The Law of Ukraine On the Electricity Market enters into force

On 11 June 2017, the Law of Ukraine On the Electricity Market entered into force. The law is aimed at complying with Ukraine’s obligations under the Treaty establishing the Energy Community and the Association Agreement between Ukraine, of the one part, and the European Union, the European Atomic Energy Community and their Member States, of the other part, and focuses on the implementation of legislative acts of the Energy Community in the energy sphere.

The Law provides for the legal and organizational separation of distribution and transmission of electricity from other activities in compliance with the requirements of the Third Energy Package, which is a prerequisite for economic competition on the electricity market.

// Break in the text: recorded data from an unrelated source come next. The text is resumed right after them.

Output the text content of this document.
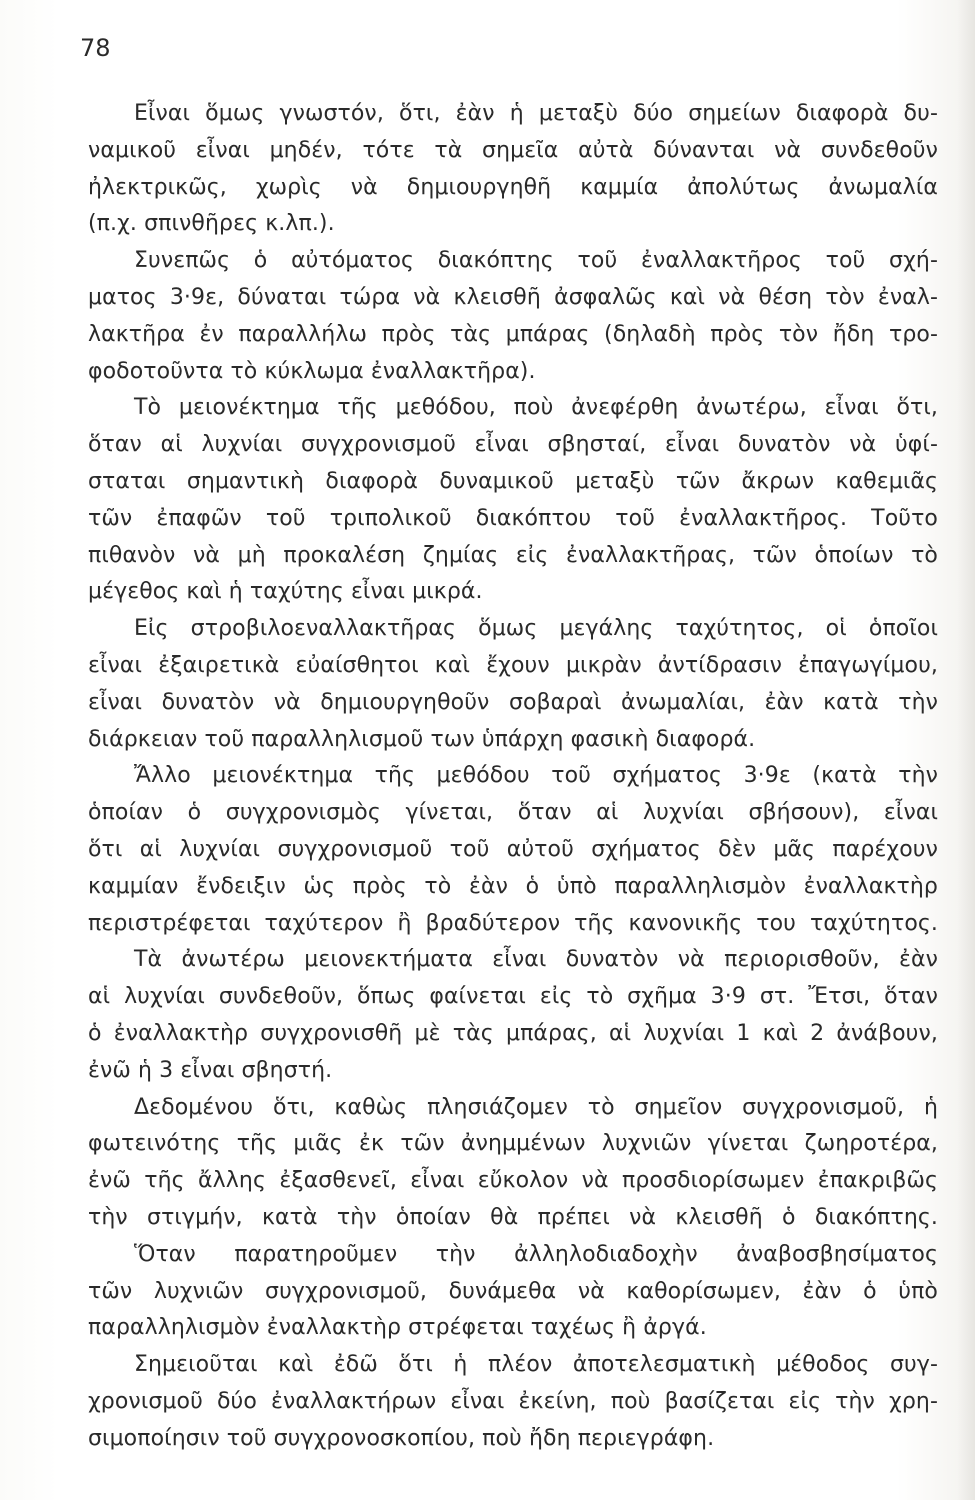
78
Εἶναι ὅμως γνωστόν, ὅτι, ἐὰν ἡ μεταξὺ δύο σημείων διαφορὰ δυ-
ναμικοῦ εἶναι μηδέν, τότε τὰ σημεῖα αὐτὰ δύνανται νὰ συνδεθοῦν
ἠλεκτρικῶς, χωρὶς νὰ δημιουργηθῆ καμμία ἀπολύτως ἀνωμαλία
(π.χ. σπινθῆρες κ.λπ.).
Συνεπῶς ὁ αὐτόματος διακόπτης τοῦ ἐναλλακτῆρος τοῦ σχή-
ματος 3·9ε, δύναται τώρα νὰ κλεισθῆ ἀσφαλῶς καὶ νὰ θέση τὸν ἐναλ-
λακτῆρα ἐν παραλλήλω πρὸς τὰς μπάρας (δηλαδὴ πρὸς τὸν ἤδη τρο-
φοδοτοῦντα τὸ κύκλωμα ἐναλλακτῆρα).
Τὸ μειονέκτημα τῆς μεθόδου, ποὺ ἀνεφέρθη ἀνωτέρω, εἶναι ὅτι,
ὅταν αἱ λυχνίαι συγχρονισμοῦ εἶναι σβησταί, εἶναι δυνατὸν νὰ ὑφί-
σταται σημαντικὴ διαφορὰ δυναμικοῦ μεταξὺ τῶν ἄκρων καθεμιᾶς
τῶν ἐπαφῶν τοῦ τριπολικοῦ διακόπτου τοῦ ἐναλλακτῆρος. Τοῦτο
πιθανὸν νὰ μὴ προκαλέση ζημίας εἰς ἐναλλακτῆρας, τῶν ὁποίων τὸ
μέγεθος καὶ ἡ ταχύτης εἶναι μικρά.
Εἰς στροβιλοεναλλακτῆρας ὅμως μεγάλης ταχύτητος, οἱ ὁποῖοι
εἶναι ἐξαιρετικὰ εὐαίσθητοι καὶ ἔχουν μικρὰν ἀντίδρασιν ἐπαγωγίμου,
εἶναι δυνατὸν νὰ δημιουργηθοῦν σοβαραὶ ἀνωμαλίαι, ἐὰν κατὰ τὴν
διάρκειαν τοῦ παραλληλισμοῦ των ὑπάρχη φασικὴ διαφορά.
Ἄλλο μειονέκτημα τῆς μεθόδου τοῦ σχήματος 3·9ε (κατὰ τὴν
ὁποίαν ὁ συγχρονισμὸς γίνεται, ὅταν αἱ λυχνίαι σβήσουν), εἶναι
ὅτι αἱ λυχνίαι συγχρονισμοῦ τοῦ αὐτοῦ σχήματος δὲν μᾶς παρέχουν
καμμίαν ἔνδειξιν ὡς πρὸς τὸ ἐὰν ὁ ὑπὸ παραλληλισμὸν ἐναλλακτὴρ
περιστρέφεται ταχύτερον ἢ βραδύτερον τῆς κανονικῆς του ταχύτητος.
Τὰ ἀνωτέρω μειονεκτήματα εἶναι δυνατὸν νὰ περιορισθοῦν, ἐὰν
αἱ λυχνίαι συνδεθοῦν, ὅπως φαίνεται εἰς τὸ σχῆμα 3·9 στ. Ἔτσι, ὅταν
ὁ ἐναλλακτὴρ συγχρονισθῆ μὲ τὰς μπάρας, αἱ λυχνίαι 1 καὶ 2 ἀνάβουν,
ἐνῶ ἡ 3 εἶναι σβηστή.
Δεδομένου ὅτι, καθὼς πλησιάζομεν τὸ σημεῖον συγχρονισμοῦ, ἡ
φωτεινότης τῆς μιᾶς ἐκ τῶν ἀνημμένων λυχνιῶν γίνεται ζωηροτέρα,
ἐνῶ τῆς ἄλλης ἐξασθενεῖ, εἶναι εὔκολον νὰ προσδιορίσωμεν ἐπακριβῶς
τὴν στιγμήν, κατὰ τὴν ὁποίαν θὰ πρέπει νὰ κλεισθῆ ὁ διακόπτης.
Ὅταν παρατηροῦμεν τὴν ἀλληλοδιαδοχὴν ἀναβοσβησίματος
τῶν λυχνιῶν συγχρονισμοῦ, δυνάμεθα νὰ καθορίσωμεν, ἐὰν ὁ ὑπὸ
παραλληλισμὸν ἐναλλακτὴρ στρέφεται ταχέως ἢ ἀργά.
Σημειοῦται καὶ ἐδῶ ὅτι ἡ πλέον ἀποτελεσματικὴ μέθοδος συγ-
χρονισμοῦ δύο ἐναλλακτήρων εἶναι ἐκείνη, ποὺ βασίζεται εἰς τὴν χρη-
σιμοποίησιν τοῦ συγχρονοσκοπίου, ποὺ ἤδη περιεγράφη.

In accordance with the recommendations of the Energy Community Secretariat, the Law provides for replacing the Cost Imbalance Allocation Fund with a new mechanism to support feed-in tariff electricity producers.

The Law provides that the entire amount of electricity generated from renewable energy sources shall be procured by a guaranteed buyer. The expenses of the guaranteed buyer associated with such a procurement shall be reimbursed by the transmission system operator. The obligations of the guaranteed buyer may be assigned by the Cabinet of Ministers of Ukraine to any market participant.

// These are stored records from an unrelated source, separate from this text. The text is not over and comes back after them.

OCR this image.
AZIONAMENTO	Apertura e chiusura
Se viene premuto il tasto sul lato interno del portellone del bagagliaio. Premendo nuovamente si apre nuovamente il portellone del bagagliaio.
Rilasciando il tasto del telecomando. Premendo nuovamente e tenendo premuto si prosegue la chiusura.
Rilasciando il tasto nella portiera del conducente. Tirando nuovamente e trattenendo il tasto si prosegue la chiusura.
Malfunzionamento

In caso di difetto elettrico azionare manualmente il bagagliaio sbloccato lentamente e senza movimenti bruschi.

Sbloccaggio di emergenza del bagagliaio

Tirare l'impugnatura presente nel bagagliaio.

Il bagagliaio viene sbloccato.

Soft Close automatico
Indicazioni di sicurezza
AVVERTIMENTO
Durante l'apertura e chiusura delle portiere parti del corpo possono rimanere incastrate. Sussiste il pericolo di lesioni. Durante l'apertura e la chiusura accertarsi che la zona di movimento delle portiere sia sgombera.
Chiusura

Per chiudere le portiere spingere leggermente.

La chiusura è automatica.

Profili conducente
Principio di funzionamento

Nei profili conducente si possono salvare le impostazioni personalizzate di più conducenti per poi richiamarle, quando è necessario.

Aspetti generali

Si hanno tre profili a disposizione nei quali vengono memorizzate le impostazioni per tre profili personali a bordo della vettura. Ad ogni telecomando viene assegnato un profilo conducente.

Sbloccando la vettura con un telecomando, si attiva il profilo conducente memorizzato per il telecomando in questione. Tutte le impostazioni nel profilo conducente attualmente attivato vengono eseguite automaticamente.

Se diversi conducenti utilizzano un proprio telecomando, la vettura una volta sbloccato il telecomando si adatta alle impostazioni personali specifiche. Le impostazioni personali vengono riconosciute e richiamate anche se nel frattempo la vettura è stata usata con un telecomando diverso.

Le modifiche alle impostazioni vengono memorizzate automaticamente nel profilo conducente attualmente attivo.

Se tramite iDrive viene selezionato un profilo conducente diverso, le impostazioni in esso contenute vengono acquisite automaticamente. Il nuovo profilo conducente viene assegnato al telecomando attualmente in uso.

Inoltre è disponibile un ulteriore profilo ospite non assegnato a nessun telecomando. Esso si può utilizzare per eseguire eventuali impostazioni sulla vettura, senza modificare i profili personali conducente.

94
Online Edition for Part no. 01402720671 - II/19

Moreover, the Law introduces the liability of the feed-in tariff electricity producers for imbalances (the deviation of the actual volume of delivered electricity from the daily charts of electricity delivery for the following day) and establishes a special procedure for imbalances compensation.

Electricity market organization

The main aim of the Law is to ensure the reliable and safe supply of electricity to consumers, taking into account their interests, minimizing the electricity supply costs by defining the organizational structure and principles of functioning of the electricity market and the basic foundations and prerequisites for its reform at the legislative level.

The Law provides that the electricity market shall consist of the following parts:

  1. bilateral contracts are contracts between two market participants outside the organized market segment, except for contracts for electricity supply to consumers;
  2. day-ahead market is an electricity market segment where the electricity is traded for the delivery on the day following the day of trading;
  3. intraday market is a market segment where the electricity trading takes place around the clock after closing of the day-ahead-market and during the day of real time delivery of electricity;
  4. balancing market is a market organized by the electricity transmission system operator for the purpose of ensuring sufficient electricity supply capacity necessary for real-time balancing of generation volumes and electricity import and consumption and electricity export, regulation of system restrictions in the united energy system of Ukraine as well as financial regulation of electricity imbalances;
  5. market of ancillary services is a system of relations arising in connection with the purchase of ancillary services by the transmission system operator from the providers of ancillary services;
  6. retail market is a system of relations arising between electricity consumers and electricity suppliers in the process of electricity supply, as well as relations with other market participants who provide electricity supply related services.

The Law adds a new player – traders – to the list of market participants. According to the Law, a trader is defined as any entity that buys electricity exclusively for the purpose of reselling it, except for selling to consumers. Traders shall sell and purchase electricity under bilateral (direct) contracts on the day-ahead or intraday market. The presence of traders on the electricity market should have a positive effect on the market liquidity and contribute to limiting significant price fluctuations on the market.

The Law also provides for a transition period (up to 24 months from the date of the Law entry into force) during which the necessary technical, organizational, economic and regulatory preconditions for the establishment and smooth functioning of the Ukrainian electricity market shall be created.

System of special obligations

The Law introduces a system of special obligations to ensure the public interest protection in the functioning of the electricity market.

Special obligations include, inter alia:

  • purchase of electricity at the feed-in tariff;
  • provision of universal services – supply of electricity to residential and small non-residential consumers which ensures their rights to be supplied with electricity of certain quality;
  • serving as “last hope” supplier – assigned electricity supplier who, in certain circumstances, may not refuse to enter into a contract for electricity supply for a limited period of time with a consumer;
  • payment of compensatory payments;
  • provision of ancillary services at the price set by the National Commission for State Regulation of Energy and Public Utilities (Regulatory Body).

Special obligations to be imposed by the Cabinet of Ministers of Ukraine or the Regulatory Body on the market participants shall be clearly defined, transparent, non-discriminatory and temporary.

Support of reconstruction of several combined heat and power (CHP) plants

The final provisions provide that the Cabinet of Ministers of Ukraine shall pass a resolution on the temporary support of reconstruction of several combined heat and power (CHP) plants. However, the decision on the support for each individual CHP plant shall be made subject to the following conditions:

  • the cost of electricity generated by the CHP plant without reconstruction and/or modernization must be higher than the market price;
  • absence of alternative sources of thermal energy in the heat supply area of the CHP plant;
  • availability of feasibility study based on the results of the CHP plant technical condition audit regarding the feasibility of the CHP plant reconstruction and/or modernization in comparison with the construction of new alternative thermal energy sources;
  • availability of feasibility study regarding the reconstruction feasibility in comparison with the construction of new alternative thermal energy sources.